NEA Delegates Celebrate Nation's History, Future of Education

By Amy Buffenbarger 

NEW ORLEANS – On the second day of the 89th Representative Assembly – Independence Day – patriotic delegates form the National Education Association turned the convention hall red, white, and blue, honored the legacy of President Lyndon B. Johnson, and pledged to further his vision of quality public schools for all children. 

The July 4th tribute for President Johnson focused on his Great Society – created by his signing into law a number of reforms, including the Elementary and Secondary Education Act 45 years ago. As Johnson put pen to paper in 1965, the delegates put pen to paper for a giant petition demanding educators’ voices be heard in the impending reauthorization of ESEA. 

That petition will be carried to the steps of the U.S. Capitol. 

Election results were announced, with NEA Executive Committee members Christy Levings and Paula Monroe elected to another term. 

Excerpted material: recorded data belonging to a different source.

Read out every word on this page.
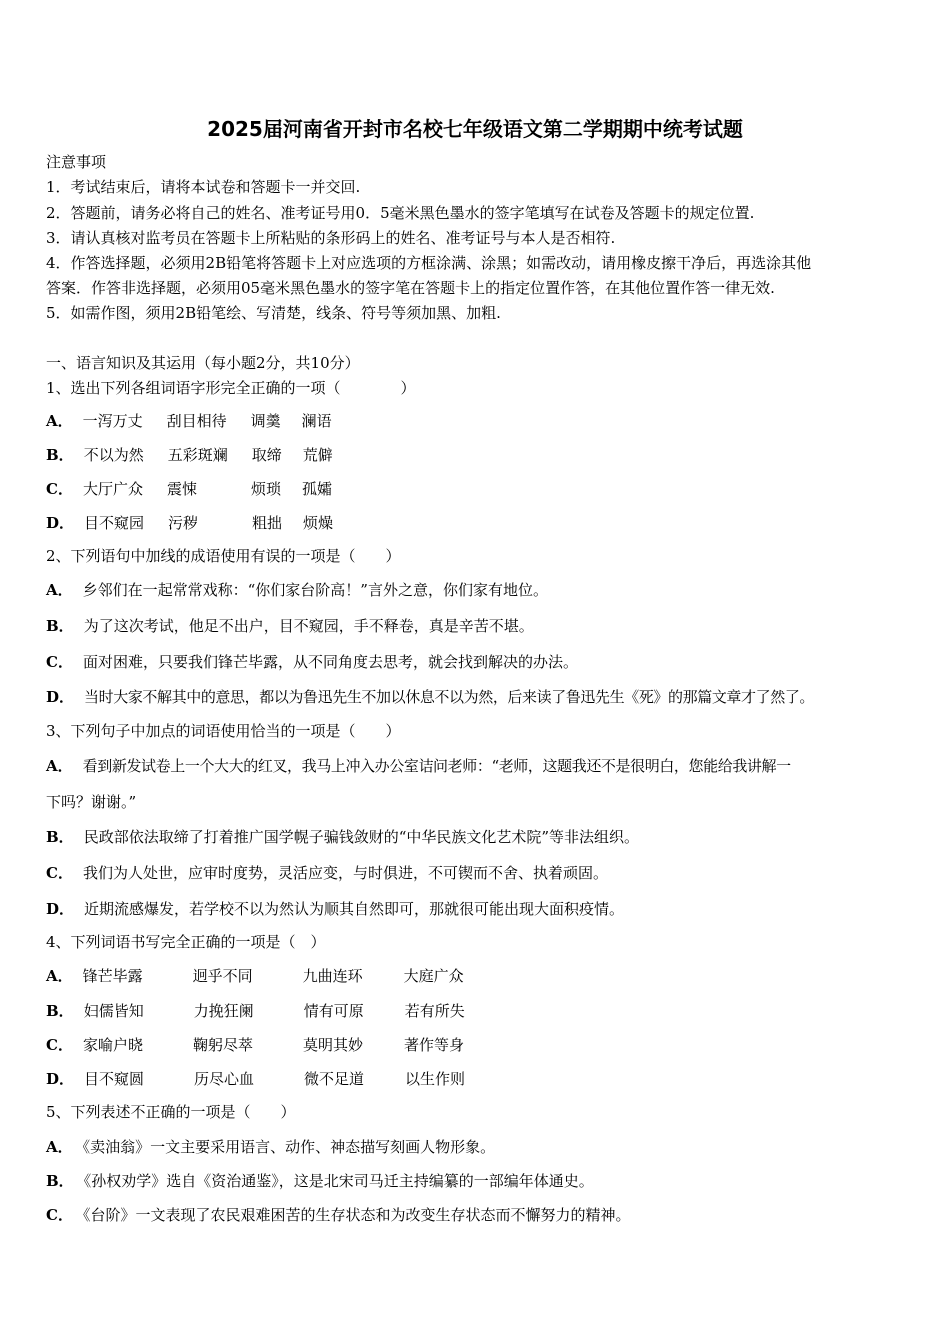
2025届河南省开封市名校七年级语文第二学期期中统考试题
注意事项
1．考试结束后，请将本试卷和答题卡一并交回.
2．答题前，请务必将自己的姓名、准考证号用0．5毫米黑色墨水的签字笔填写在试卷及答题卡的规定位置.
3．请认真核对监考员在答题卡上所粘贴的条形码上的姓名、准考证号与本人是否相符.
4．作答选择题，必须用2B铅笔将答题卡上对应选项的方框涂满、涂黑；如需改动，请用橡皮擦干净后，再选涂其他
答案．作答非选择题，必须用05毫米黑色墨水的签字笔在答题卡上的指定位置作答，在其他位置作答一律无效.
5．如需作图，须用2B铅笔绘、写清楚，线条、符号等须加黑、加粗.
一、语言知识及其运用（每小题2分，共10分）
1、选出下列各组词语字形完全正确的一项（　　　　）
A． 一泻万丈 刮目相待 调羹 澜语
B． 不以为然 五彩斑斓 取缔 荒僻
C． 大厅广众 震悚	烦琐 孤孀
D． 目不窥园 污秽	粗拙 烦燥
2、下列语句中加线的成语使用有误的一项是（　　）
A． 乡邻们在一起常常戏称：“你们家台阶高！”言外之意，你们家有地位。
B． 为了这次考试，他足不出户，目不窥园，手不释卷，真是辛苦不堪。
C． 面对困难，只要我们锋芒毕露，从不同角度去思考，就会找到解决的办法。
D． 当时大家不解其中的意思，都以为鲁迅先生不加以休息不以为然，后来读了鲁迅先生《死》的那篇文章才了然了。
3、下列句子中加点的词语使用恰当的一项是（　　）
A． 看到新发试卷上一个大大的红叉，我马上冲入办公室诘问老师：“老师，这题我还不是很明白，您能给我讲解一
下吗？谢谢。”
B． 民政部依法取缔了打着推广国学幌子骗钱敛财的“中华民族文化艺术院”等非法组织。
C． 我们为人处世，应审时度势，灵活应变，与时俱进，不可锲而不舍、执着顽固。
D． 近期流感爆发，若学校不以为然认为顺其自然即可，那就很可能出现大面积疫情。
4、下列词语书写完全正确的一项是（　）
A． 锋芒毕露	迥乎不同	九曲连环	大庭广众
B． 妇儒皆知	力挽狂阑	情有可原	若有所失
C． 家喻户晓	鞠躬尽萃	莫明其妙	著作等身
D． 目不窥圆	历尽心血	微不足道	以生作则
5、下列表述不正确的一项是（　　）
A． 《卖油翁》一文主要采用语言、动作、神态描写刻画人物形象。
B． 《孙权劝学》选自《资治通鉴》，这是北宋司马迁主持编纂的一部编年体通史。
C． 《台阶》一文表现了农民艰难困苦的生存状态和为改变生存状态而不懈努力的精神。
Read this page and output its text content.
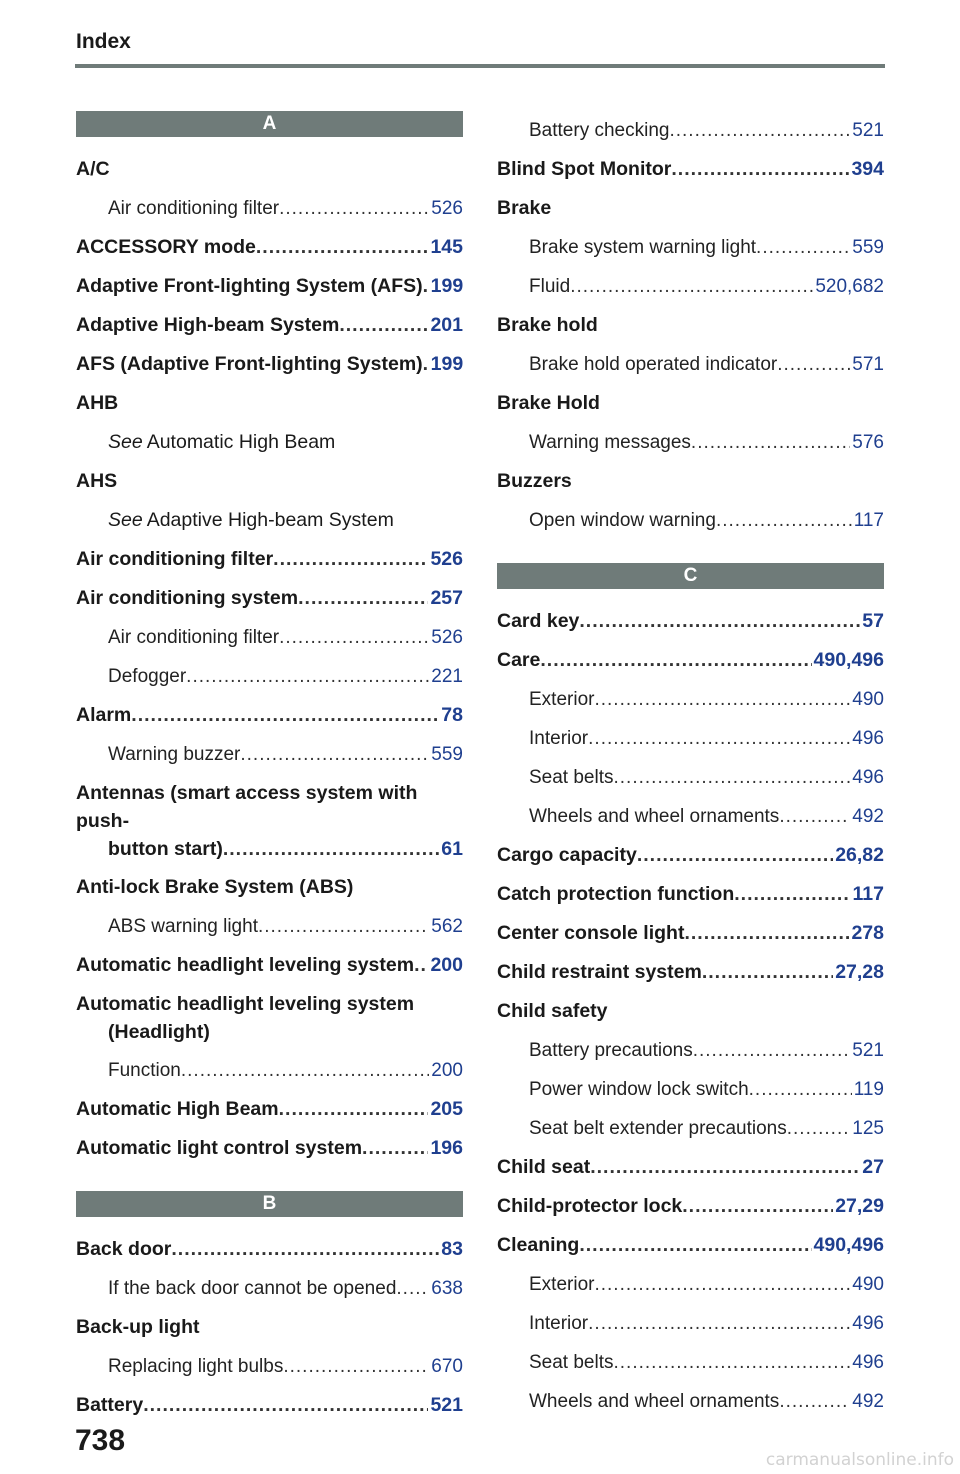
Index
A
A/C
Air conditioning filter .....	526
ACCESSORY mode .....	145
Adaptive Front-lighting System (AFS) ..... 199
Adaptive High-beam System .....	201
AFS (Adaptive Front-lighting System) ..... 199
AHB
See Automatic High Beam
AHS
See Adaptive High-beam System
Air conditioning filter .....	526
Air conditioning system .....	257
Air conditioning filter .....	526
Defogger .....	221
Alarm .....	78
Warning buzzer .....	559
Antennas (smart access system with push-
button start) .....	61
Anti-lock Brake System (ABS)
ABS warning light .....	562
Automatic headlight leveling system ..... 200
Automatic headlight leveling system
(Headlight)
Function .....	200
Automatic High Beam .....	205
Automatic light control system .....	196
B
Back door .....	83
If the back door cannot be opened ..... 638
Back-up light
Replacing light bulbs .....	670
Battery .....	521
Battery checking .....	521
Blind Spot Monitor .....	394
Brake
Brake system warning light .....	559
Fluid .....	520,682
Brake hold
Brake hold operated indicator .....	571
Brake Hold
Warning messages .....	576
Buzzers
Open window warning .....	117
C
Card key .....	57
Care .....	490,496
Exterior .....	490
Interior .....	496
Seat belts .....	496
Wheels and wheel ornaments .....	492
Cargo capacity .....	26,82
Catch protection function .....	117
Center console light .....	278
Child restraint system .....	27,28
Child safety
Battery precautions .....	521
Power window lock switch .....	119
Seat belt extender precautions .....	125
Child seat .....	27
Child-protector lock .....	27,29
Cleaning .....	490,496
Exterior .....	490
Interior .....	496
Seat belts .....	496
Wheels and wheel ornaments .....	492
738
carmanualsonline.info
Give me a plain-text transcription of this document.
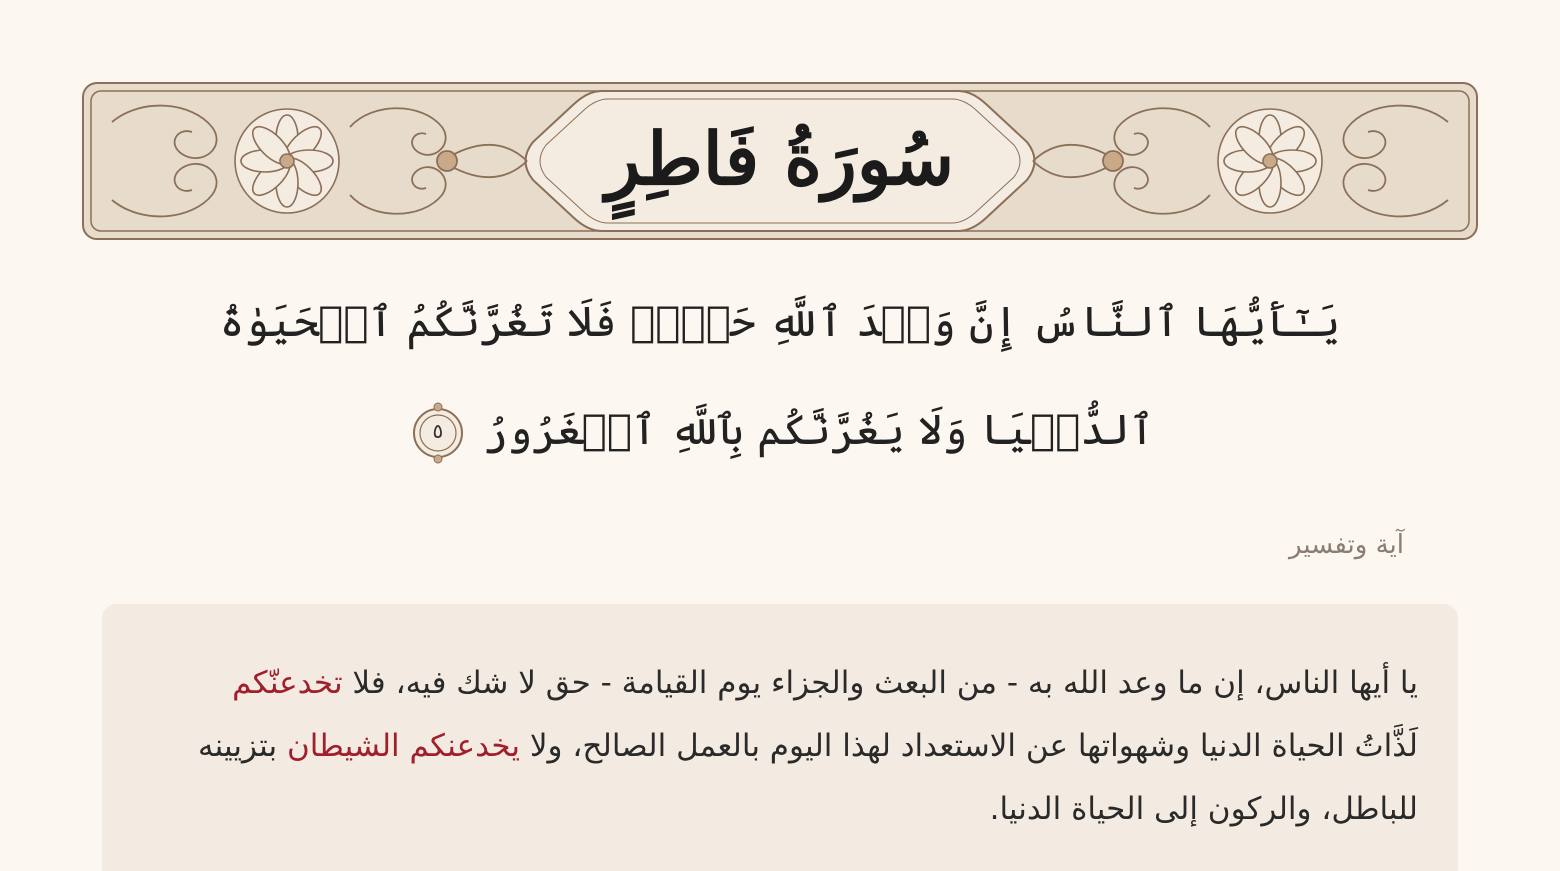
سُورَةُ فَاطِرٍ
يَـٰٓأَيُّهَا ٱلنَّاسُ إِنَّ وَعۡدَ ٱللَّهِ حَقّٞۖ فَلَا تَغُرَّنَّكُمُ ٱلۡحَيَوٰةُ ٱلدُّنۡيَا وَلَا يَغُرَّنَّكُم بِٱللَّهِ ٱلۡغَرُورُ
٥
آية وتفسير

يا أيها الناس، إن ما وعد الله به - من البعث والجزاء يوم القيامة - حق لا شك فيه، فلا تخدعنّكم لَذَّاتُ الحياة الدنيا وشهواتها عن الاستعداد لهذا اليوم بالعمل الصالح، ولا يخدعنكم الشيطان بتزيينه للباطل، والركون إلى الحياة الدنيا.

NEA’s 2010 Education Support Professional of the Year, Helen Cottongim, delivered an inspiring speech. Cottongim, a bus driver and student transportation safety coordinator in Kentucky, helped establish the Kentucky Education Support Professional Association in 1980. Her commitment to her fellow ESPs and her students since then made her a fierce advocate for NEA, and she encouraged everyone to join her in this role.

“If you’re not already an Association addict who cares about kids and public school, you must become one,” Cottongim said.

In addition to the activism celebrated during the RA, delegates also spend time in each host city participating in community service projects. NEA President Dennis Van Roekel thanked Karen Seeling McInnis — a delegate from Lakeville, Minn., who has organized volunteers at the RA for the past 15 years.

This year, more than 300 NEA members volunteered with the annual Outreach to Teach event, sprucing up Belle Chasse High School in Plaquemines Parish, which sustained heavy damaged from Hurricane Katrina. Delegates have also helped stock the New Orleans Food Bank, served meals to the homeless, and “raised the roof” in Slidell, Louisiana, for Habitat to Humanity.

NEA’s HIN Disaster Relief Fund donated $37,000 to North Bay Elementary School in Bay St. Louis, Mississippi. Students have been learning in portable trailers since Katrina came ashore in 2005 and will be moving into their new building this fall.

Delegates also met the RA’s international guests, visiting from countries such as South Africa, Chile, the Netherlands, Australia, and Singapore. In paying tribute to the hard work of these and other activists around the world, President Van Roekel emphasized that international solidarity and advocacy not only protects public education but also, in some cases, educators’ lives.